My Life Has Just Begun

My Life has just begun

I woke this morning turned to the west and glanced through the open window the sun was moments away from exposing its life giving rays and sending warm energy deep into my soul my timing seemed to be perfect I had slept through the night for the first time this year and now rising as the sun rose gently from the rough horizon in the Lowveld bush seemed inspiring and deep. What a great view of the new day today is special as if my life had just begun.
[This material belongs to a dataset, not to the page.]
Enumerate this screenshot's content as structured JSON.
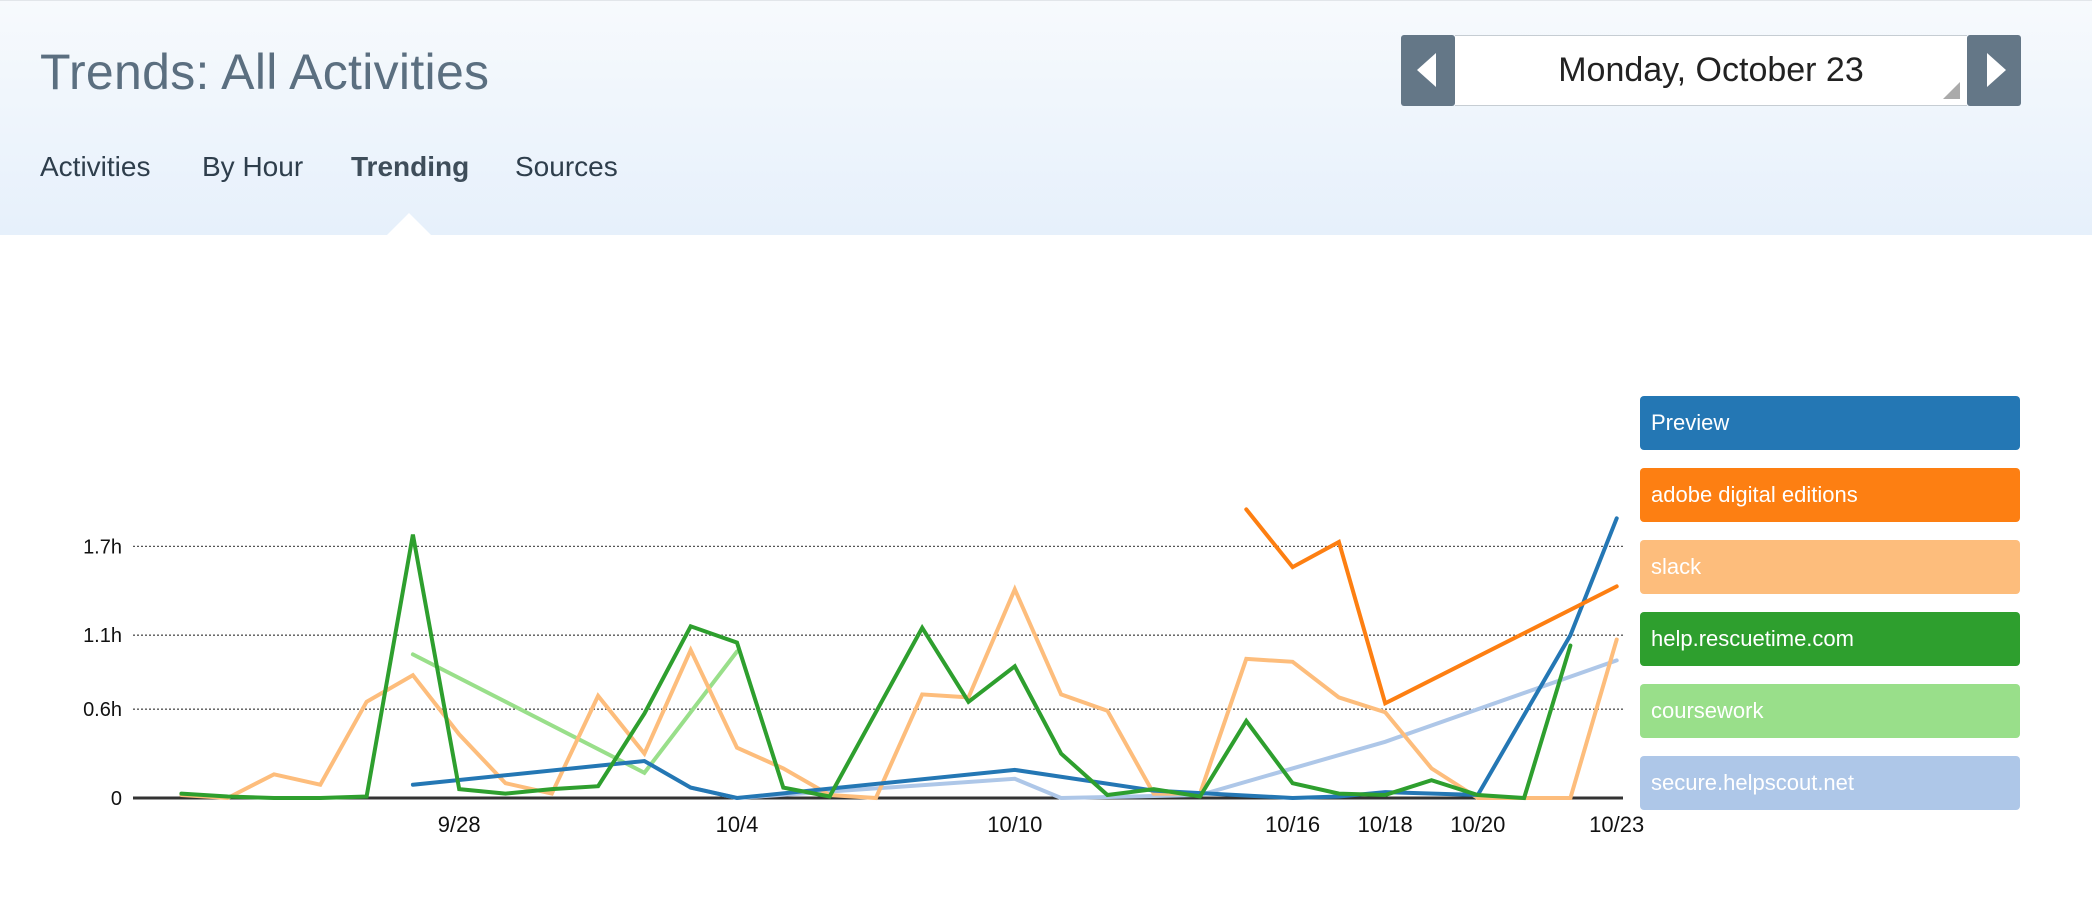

Many people are confused about my injury they do not understand or know of TBI which is very ordinary I had never ever heard of TBI before and now I live it. Well people meet me and do not know I have TBI and why should they there are no scars visible on my head they are there but they hide behind a curtain of hair. There is one man who is a friend of mine who sees me the real me he looks at me for who I am not as a man who has fallen hard and lives with a broken brain he does not tip toe around me and is not afraid of my injury he is so much more than a friend he is part of me we are part of each other and we have journeyed together a long time longer that we even know we have met many times before in different bodies. I see this man this great strong man who gives me so much I feel safe with him and I appreciate all that he does for me he is not worried about my injury it does not bother him he just cares for his friend so he goes out of his way to give me I little something even if it is a drive for an hour just some time to talk and experience a bit of good friendship.
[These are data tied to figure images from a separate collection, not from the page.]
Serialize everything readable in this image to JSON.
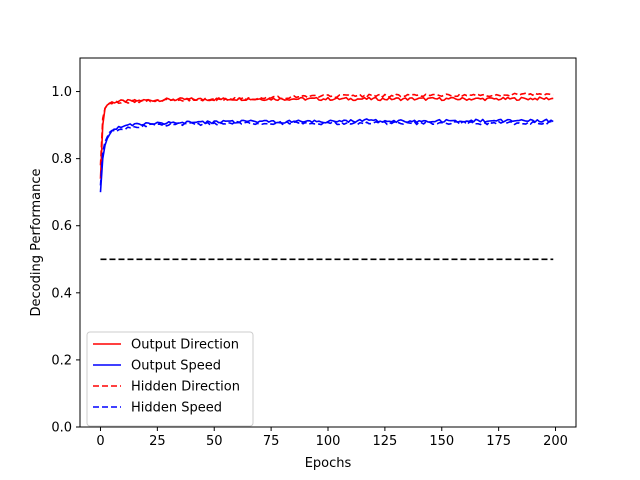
{
  "chart_data": {
    "type": "line",
    "title": "",
    "xlabel": "Epochs",
    "ylabel": "Decoding Performance",
    "xlim": [
      -9,
      209
    ],
    "ylim": [
      0.0,
      1.1
    ],
    "xticks": [
      0,
      25,
      50,
      75,
      100,
      125,
      150,
      175,
      200
    ],
    "yticks": [
      0.0,
      0.2,
      0.4,
      0.6,
      0.8,
      1.0
    ],
    "xtick_labels": [
      "0",
      "25",
      "50",
      "75",
      "100",
      "125",
      "150",
      "175",
      "200"
    ],
    "ytick_labels": [
      "0.0",
      "0.2",
      "0.4",
      "0.6",
      "0.8",
      "1.0"
    ],
    "grid": false,
    "legend_position": "lower-left",
    "series": [
      {
        "name": "Output Direction",
        "color": "#ff0000",
        "style": "solid",
        "x": [
          0,
          1,
          2,
          3,
          4,
          5,
          7,
          10,
          15,
          20,
          25,
          30,
          40,
          50,
          60,
          75,
          90,
          100,
          110,
          125,
          140,
          150,
          160,
          175,
          190,
          199
        ],
        "y": [
          0.74,
          0.9,
          0.95,
          0.96,
          0.965,
          0.968,
          0.97,
          0.971,
          0.972,
          0.974,
          0.975,
          0.976,
          0.977,
          0.977,
          0.978,
          0.978,
          0.978,
          0.978,
          0.978,
          0.978,
          0.978,
          0.978,
          0.978,
          0.978,
          0.979,
          0.979
        ]
      },
      {
        "name": "Output Speed",
        "color": "#0000ff",
        "style": "solid",
        "x": [
          0,
          1,
          2,
          3,
          4,
          5,
          7,
          10,
          15,
          20,
          25,
          30,
          40,
          50,
          60,
          75,
          90,
          100,
          110,
          120,
          125,
          140,
          150,
          160,
          175,
          190,
          199
        ],
        "y": [
          0.7,
          0.8,
          0.84,
          0.86,
          0.87,
          0.88,
          0.89,
          0.9,
          0.903,
          0.905,
          0.906,
          0.907,
          0.908,
          0.909,
          0.91,
          0.91,
          0.911,
          0.911,
          0.912,
          0.915,
          0.912,
          0.912,
          0.912,
          0.913,
          0.913,
          0.913,
          0.913
        ]
      },
      {
        "name": "Hidden Direction",
        "color": "#ff0000",
        "style": "dashed",
        "x": [
          0,
          1,
          2,
          3,
          4,
          5,
          7,
          10,
          15,
          20,
          25,
          30,
          40,
          50,
          60,
          75,
          90,
          100,
          110,
          125,
          140,
          150,
          160,
          175,
          190,
          199
        ],
        "y": [
          0.78,
          0.92,
          0.95,
          0.96,
          0.965,
          0.967,
          0.969,
          0.97,
          0.971,
          0.972,
          0.974,
          0.975,
          0.976,
          0.977,
          0.978,
          0.982,
          0.984,
          0.986,
          0.987,
          0.988,
          0.989,
          0.989,
          0.99,
          0.99,
          0.991,
          0.991
        ]
      },
      {
        "name": "Hidden Speed",
        "color": "#0000ff",
        "style": "dashed",
        "x": [
          0,
          1,
          2,
          3,
          4,
          5,
          7,
          10,
          15,
          20,
          25,
          30,
          40,
          50,
          60,
          75,
          90,
          100,
          110,
          125,
          140,
          150,
          160,
          175,
          190,
          199
        ],
        "y": [
          0.72,
          0.82,
          0.85,
          0.865,
          0.875,
          0.88,
          0.885,
          0.89,
          0.895,
          0.898,
          0.9,
          0.902,
          0.903,
          0.905,
          0.906,
          0.906,
          0.906,
          0.906,
          0.906,
          0.906,
          0.906,
          0.906,
          0.906,
          0.906,
          0.906,
          0.906
        ]
      },
      {
        "name": "",
        "color": "#000000",
        "style": "dashed",
        "x": [
          0,
          199
        ],
        "y": [
          0.5,
          0.5
        ]
      }
    ]
  }
}
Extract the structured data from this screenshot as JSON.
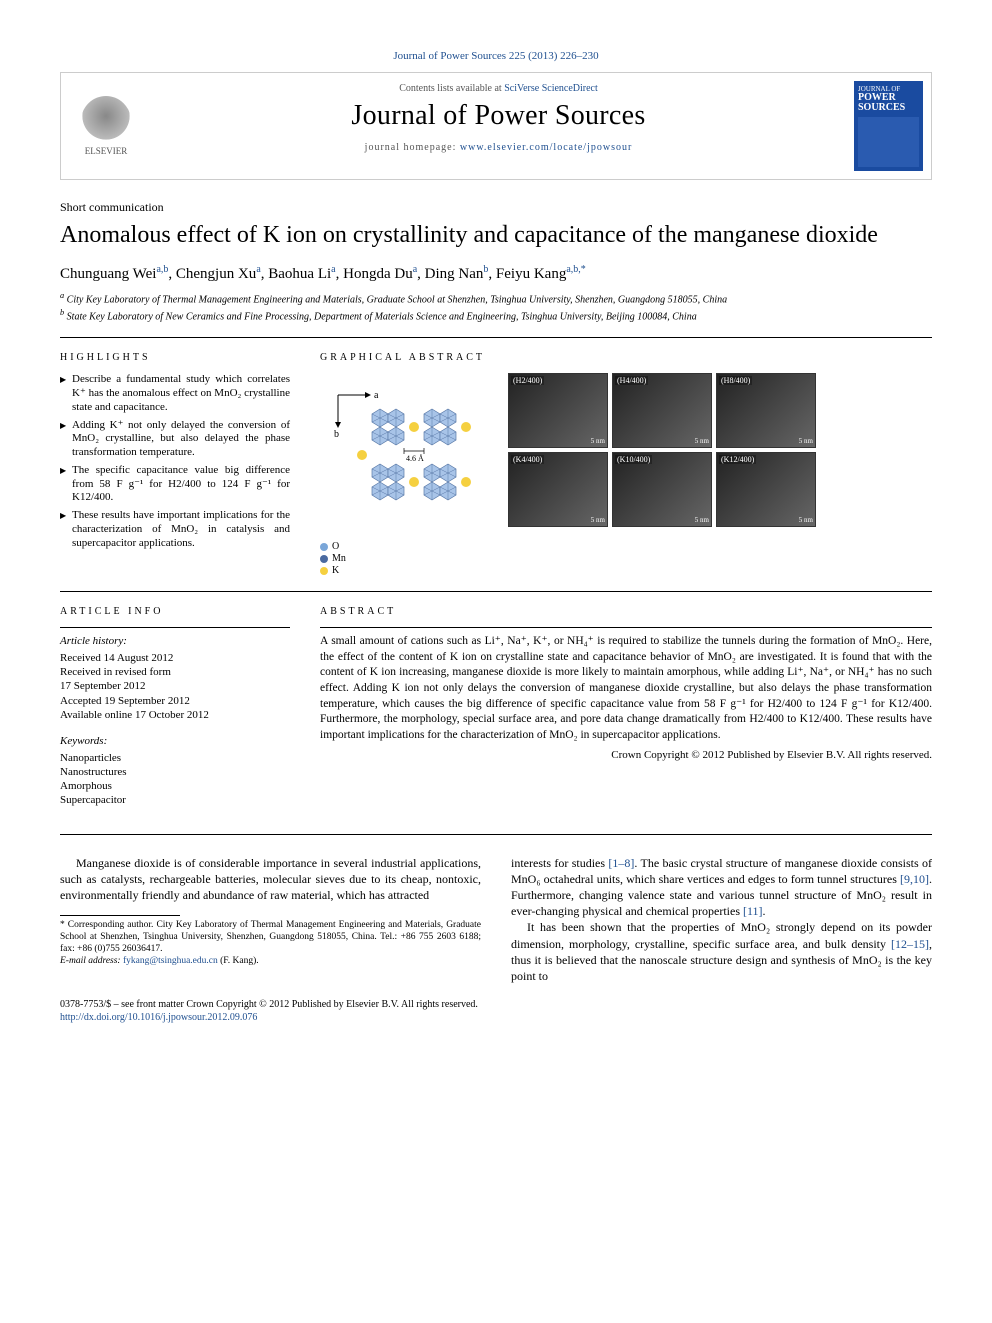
{
  "journal_ref": "Journal of Power Sources 225 (2013) 226–230",
  "masthead": {
    "contents_prefix": "Contents lists available at ",
    "contents_link": "SciVerse ScienceDirect",
    "journal_name": "Journal of Power Sources",
    "homepage_prefix": "journal homepage: ",
    "homepage_url": "www.elsevier.com/locate/jpowsour",
    "publisher": "ELSEVIER",
    "cover_label_top": "JOURNAL OF",
    "cover_label_main": "POWER SOURCES"
  },
  "article_type": "Short communication",
  "title": "Anomalous effect of K ion on crystallinity and capacitance of the manganese dioxide",
  "authors_html": "Chunguang Wei|a,b|, Chengjun Xu|a|, Baohua Li|a|, Hongda Du|a|, Ding Nan|b|, Feiyu Kang|a,b,*|",
  "authors": [
    {
      "name": "Chunguang Wei",
      "aff": "a,b"
    },
    {
      "name": "Chengjun Xu",
      "aff": "a"
    },
    {
      "name": "Baohua Li",
      "aff": "a"
    },
    {
      "name": "Hongda Du",
      "aff": "a"
    },
    {
      "name": "Ding Nan",
      "aff": "b"
    },
    {
      "name": "Feiyu Kang",
      "aff": "a,b,*"
    }
  ],
  "affiliations": {
    "a": "City Key Laboratory of Thermal Management Engineering and Materials, Graduate School at Shenzhen, Tsinghua University, Shenzhen, Guangdong 518055, China",
    "b": "State Key Laboratory of New Ceramics and Fine Processing, Department of Materials Science and Engineering, Tsinghua University, Beijing 100084, China"
  },
  "headings": {
    "highlights": "HIGHLIGHTS",
    "graphical_abstract": "GRAPHICAL ABSTRACT",
    "article_info": "ARTICLE INFO",
    "abstract": "ABSTRACT"
  },
  "highlights": [
    "Describe a fundamental study which correlates K⁺ has the anomalous effect on MnO₂ crystalline state and capacitance.",
    "Adding K⁺ not only delayed the conversion of MnO₂ crystalline, but also delayed the phase transformation temperature.",
    "The specific capacitance value big difference from 58 F g⁻¹ for H2/400 to 124 F g⁻¹ for K12/400.",
    "These results have important implications for the characterization of MnO₂ in catalysis and supercapacitor applications."
  ],
  "graphical_abstract": {
    "axis_a": "a",
    "axis_b": "b",
    "dimension": "4.6 Å",
    "legend": [
      {
        "label": "O",
        "color": "#7aa6d8",
        "shape": "circle"
      },
      {
        "label": "Mn",
        "color": "#4a6aa0",
        "shape": "diamond"
      },
      {
        "label": "K",
        "color": "#f5d040",
        "shape": "circle"
      }
    ],
    "micrographs": [
      [
        {
          "label": "(H2/400)",
          "scale": "5 nm"
        },
        {
          "label": "(H4/400)",
          "scale": "5 nm"
        },
        {
          "label": "(H8/400)",
          "scale": "5 nm"
        }
      ],
      [
        {
          "label": "(K4/400)",
          "scale": "5 nm"
        },
        {
          "label": "(K10/400)",
          "scale": "5 nm"
        },
        {
          "label": "(K12/400)",
          "scale": "5 nm"
        }
      ]
    ],
    "colors": {
      "octahedron_fill": "#a8c4e8",
      "octahedron_stroke": "#5a7aa8",
      "k_ion": "#f5d040",
      "o_atom": "#7aa6d8",
      "mn_atom": "#4a6aa0"
    }
  },
  "article_info": {
    "history_head": "Article history:",
    "history": [
      "Received 14 August 2012",
      "Received in revised form",
      "17 September 2012",
      "Accepted 19 September 2012",
      "Available online 17 October 2012"
    ],
    "keywords_head": "Keywords:",
    "keywords": [
      "Nanoparticles",
      "Nanostructures",
      "Amorphous",
      "Supercapacitor"
    ]
  },
  "abstract": "A small amount of cations such as Li⁺, Na⁺, K⁺, or NH₄⁺ is required to stabilize the tunnels during the formation of MnO₂. Here, the effect of the content of K ion on crystalline state and capacitance behavior of MnO₂ are investigated. It is found that with the content of K ion increasing, manganese dioxide is more likely to maintain amorphous, while adding Li⁺, Na⁺, or NH₄⁺ has no such effect. Adding K ion not only delays the conversion of manganese dioxide crystalline, but also delays the phase transformation temperature, which causes the big difference of specific capacitance value from 58 F g⁻¹ for H2/400 to 124 F g⁻¹ for K12/400. Furthermore, the morphology, special surface area, and pore data change dramatically from H2/400 to K12/400. These results have important implications for the characterization of MnO₂ in supercapacitor applications.",
  "abstract_copyright": "Crown Copyright © 2012 Published by Elsevier B.V. All rights reserved.",
  "body": {
    "col1": "Manganese dioxide is of considerable importance in several industrial applications, such as catalysts, rechargeable batteries, molecular sieves due to its cheap, nontoxic, environmentally friendly and abundance of raw material, which has attracted",
    "col2_p1_a": "interests for studies ",
    "col2_p1_refs1": "[1–8]",
    "col2_p1_b": ". The basic crystal structure of manganese dioxide consists of MnO₆ octahedral units, which share vertices and edges to form tunnel structures ",
    "col2_p1_refs2": "[9,10]",
    "col2_p1_c": ". Furthermore, changing valence state and various tunnel structure of MnO₂ result in ever-changing physical and chemical properties ",
    "col2_p1_refs3": "[11]",
    "col2_p1_d": ".",
    "col2_p2_a": "It has been shown that the properties of MnO₂ strongly depend on its powder dimension, morphology, crystalline, specific surface area, and bulk density ",
    "col2_p2_refs": "[12–15]",
    "col2_p2_b": ", thus it is believed that the nanoscale structure design and synthesis of MnO₂ is the key point to"
  },
  "footnote": {
    "marker": "*",
    "text": "Corresponding author. City Key Laboratory of Thermal Management Engineering and Materials, Graduate School at Shenzhen, Tsinghua University, Shenzhen, Guangdong 518055, China. Tel.: +86 755 2603 6188; fax: +86 (0)755 26036417.",
    "email_label": "E-mail address:",
    "email": "fykang@tsinghua.edu.cn",
    "email_person": "(F. Kang)."
  },
  "footer": {
    "issn": "0378-7753/$ – see front matter Crown Copyright © 2012 Published by Elsevier B.V. All rights reserved.",
    "doi": "http://dx.doi.org/10.1016/j.jpowsour.2012.09.076"
  }
}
I live each day as a new day now I wake up early many hours before the warmth of a new sun appears once the suns amazing rays warms our hearts and awakens the rest of us I have lived long already and life is great, I am strong and ready for an ordinary day whatever will happen today is generally new to me and I appreciate all that lies before me. I am now aware of new memories the yesterday which for so long now was filtered into the dark abyss is now appearing in my new day the day I live and breathe has now memories of a forgotten yesterday more and more memories of yesterday appear which is good news as the white matter in my front left lobe of my brain has agreed to allow pathways to be opened so those memories can pass through that broken, damaged area and can be brought alive from another area of my brain. So even though I have part of my brain which now no longer works it is okay as I have found a way a new pathway.
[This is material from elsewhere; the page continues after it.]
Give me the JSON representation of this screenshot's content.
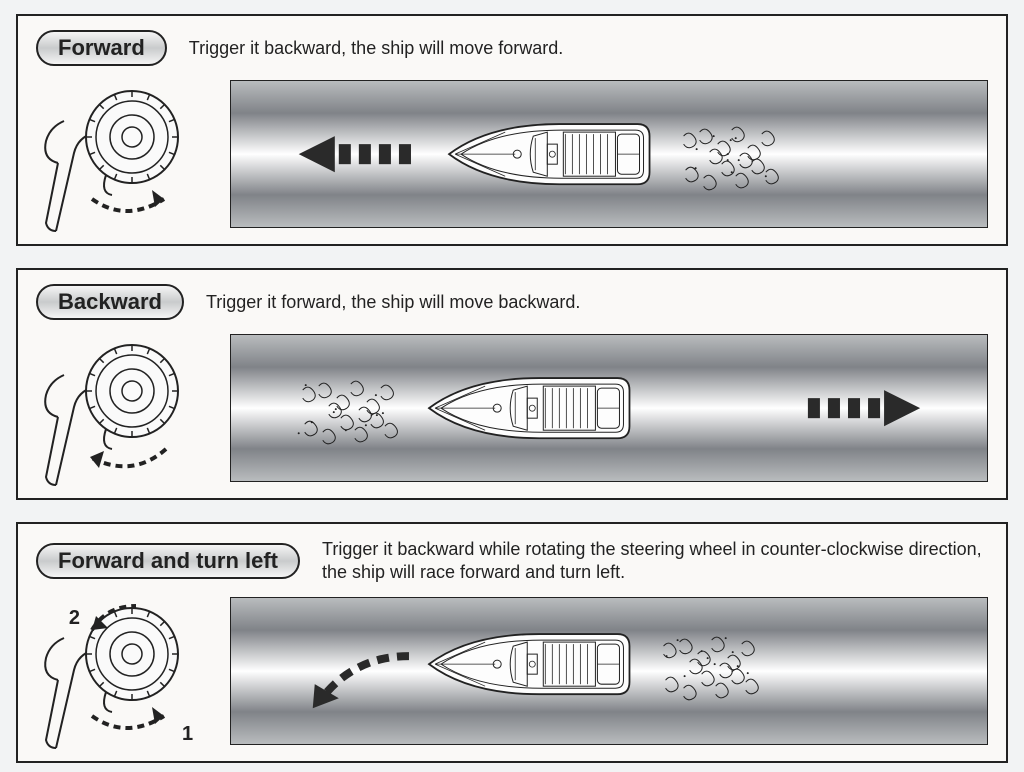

Sunday  the 7th I run a marathon, the first in my life I will run as far as possible and I will challenge myself I will show me that I am strong so much stronger than my broken brain the Wings of Life marathon will be my platform for me to be strong my goal is to make five kilometres so I shall see me there on that road it will not be a lonely road for my most amazing wife and I shall start together we may end our race in different times but we will be together and we shall have our own goals but later that day we will hold each other tight and will feel each other’s strength, also I know there will be plenty pain but I know that if there is pain then you will know that you are truly alive and all is good.